Built in 1962, R/P Flip is a most unusual craft – her name being the acronym for “Floating Instrument Platform”. Strictly speaking she is not a ship at all, but an oceanographic research platform designed by scientists at Scripps’s Marine Physical and operated by Scripps Oceanography for the U.S. Navy. When not in use she is generally decked in San Diego Bay before being towed to out to sea in a horizontal (submarine type) position and then “flipped” 90 degrees so that about 120m of her length is below water creating something akin to a very stable spar buoy, resistant to wave motion. Her initial primary task was the study of sound propagation for submarine warfare, but with the development of new technologies she has evolved to support research in geophysics, meteorology and oceanography.

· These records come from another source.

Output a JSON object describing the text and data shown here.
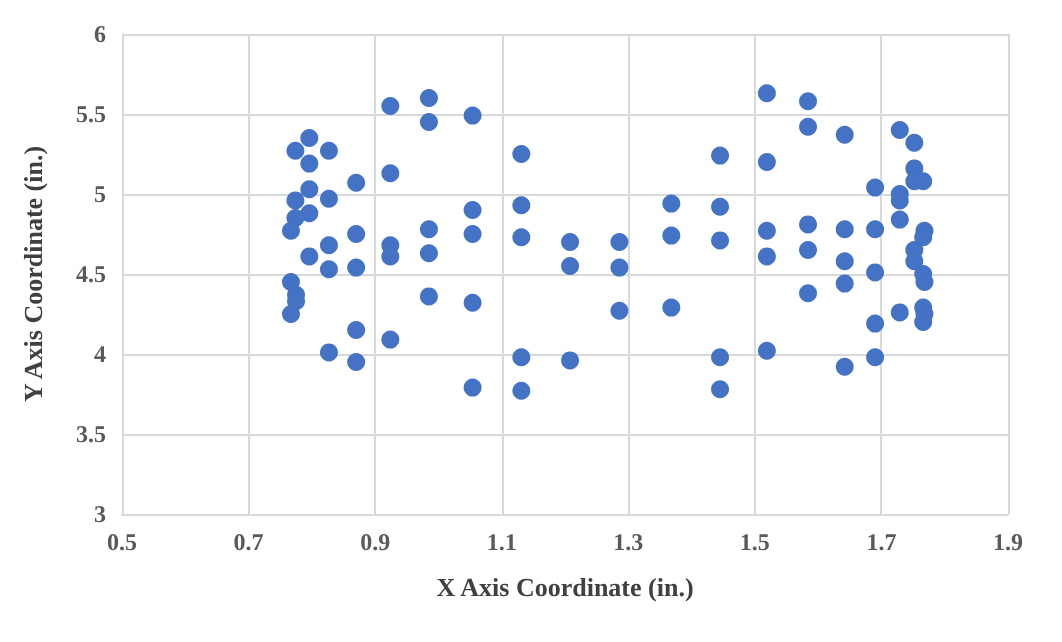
{
  "chart_data": {
    "type": "scatter",
    "xlabel": "X Axis Coordinate (in.)",
    "ylabel": "Y Axis Coordinate (in.)",
    "xlim": [
      0.5,
      1.9
    ],
    "xticks": [
      0.5,
      0.7,
      0.9,
      1.1,
      1.3,
      1.5,
      1.7,
      1.9
    ],
    "ylim": [
      3,
      6
    ],
    "yticks": [
      3,
      3.5,
      4,
      4.5,
      5,
      5.5,
      6
    ],
    "grid": true,
    "marker": "circle",
    "series": [
      {
        "color": "#4472c4",
        "x": [
          0.924,
          0.985,
          0.985,
          1.054,
          0.796,
          0.774,
          0.827,
          0.796,
          1.131,
          0.87,
          0.924,
          0.796,
          0.774,
          0.827,
          0.796,
          0.774,
          0.767,
          1.131,
          1.054,
          0.87,
          0.985,
          1.054,
          1.131,
          1.208,
          0.827,
          0.924,
          0.924,
          0.796,
          0.985,
          0.827,
          0.87,
          1.208,
          0.767,
          0.775,
          0.775,
          0.767,
          0.985,
          1.054,
          0.87,
          0.924,
          0.827,
          0.87,
          1.131,
          1.208,
          1.054,
          1.131,
          1.286,
          1.286,
          1.286,
          1.368,
          1.368,
          1.368,
          1.445,
          1.445,
          1.445,
          1.445,
          1.445,
          1.519,
          1.519,
          1.519,
          1.519,
          1.519,
          1.584,
          1.584,
          1.584,
          1.584,
          1.584,
          1.642,
          1.642,
          1.642,
          1.642,
          1.642,
          1.69,
          1.69,
          1.69,
          1.69,
          1.69,
          1.729,
          1.729,
          1.729,
          1.729,
          1.729,
          1.752,
          1.752,
          1.752,
          1.766,
          1.752,
          1.752,
          1.768,
          1.766,
          1.766,
          1.768,
          1.766,
          1.768,
          1.766
        ],
        "values": [
          5.55,
          5.6,
          5.45,
          5.49,
          5.35,
          5.27,
          5.27,
          5.19,
          5.25,
          5.07,
          5.13,
          5.03,
          4.96,
          4.97,
          4.88,
          4.85,
          4.77,
          4.93,
          4.9,
          4.75,
          4.78,
          4.75,
          4.73,
          4.7,
          4.68,
          4.68,
          4.61,
          4.61,
          4.63,
          4.53,
          4.54,
          4.55,
          4.45,
          4.37,
          4.33,
          4.25,
          4.36,
          4.32,
          4.15,
          4.09,
          4.01,
          3.95,
          3.98,
          3.96,
          3.79,
          3.77,
          4.7,
          4.54,
          4.27,
          4.94,
          4.74,
          4.29,
          5.24,
          4.92,
          4.71,
          3.98,
          3.78,
          5.63,
          5.2,
          4.77,
          4.61,
          4.02,
          5.58,
          5.42,
          4.81,
          4.65,
          4.38,
          5.37,
          4.78,
          4.58,
          4.44,
          3.92,
          5.04,
          4.78,
          4.51,
          4.19,
          3.98,
          5.4,
          5.0,
          4.96,
          4.84,
          4.26,
          5.32,
          5.16,
          5.08,
          5.08,
          4.65,
          4.58,
          4.77,
          4.73,
          4.5,
          4.45,
          4.29,
          4.25,
          4.2
        ]
      }
    ]
  }
}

Built by Gunderson Brothers Engineering Corporation in Portland, Oregon in 1962
Owned and operated by Scripps Oceanography, San Diego, CA
Delivered in 1962
Average beam 8.0m (diameter of the hull is 6.5 meters from the 91- to 49-meter depth, tapering to 4 meters at the 20-meter depth)
GRT 700 tons
Power supply 3 generators mounted on trunnions providing 340 kW to meet platform and scientific needs
Standard crew 5, research team 11
Endurance 35 days
The process of “flipping”: from a horizontal to a vertical position, a process takes only about 30 minutes and, depending on the mission, the vessel is allowed to either float freely or be anchored to the ocean floor at depths of up to 5,000 meters. Because its design accommodates riders in both horizontal and vertical positions, FLIP’s interior spaces often appear misleading and even bizarre, with doors mounted on the floor, portholes in the ceiling, objects mounted on swivelling trunions, and sinks and toilets mounted for both configurations. On completion of a mission, compressed air is pumped into the ballast tanks to return the horizontal to its horizontal position.
In 1903, members of the Scripps family and other community leaders established the Marine Biological Association of San Diego, building its first laboratory in La Jolla in 1905. The marine lab was subsequently renamed the Scripps Institution for Biological Research and became part of the University of California in 1912 and the the Scripps Institution of Oceanography in 1925 in recognition of the breadth of research underway at the institution. In 1960, the institution became a faculty of the University of California, San Diego and remains so.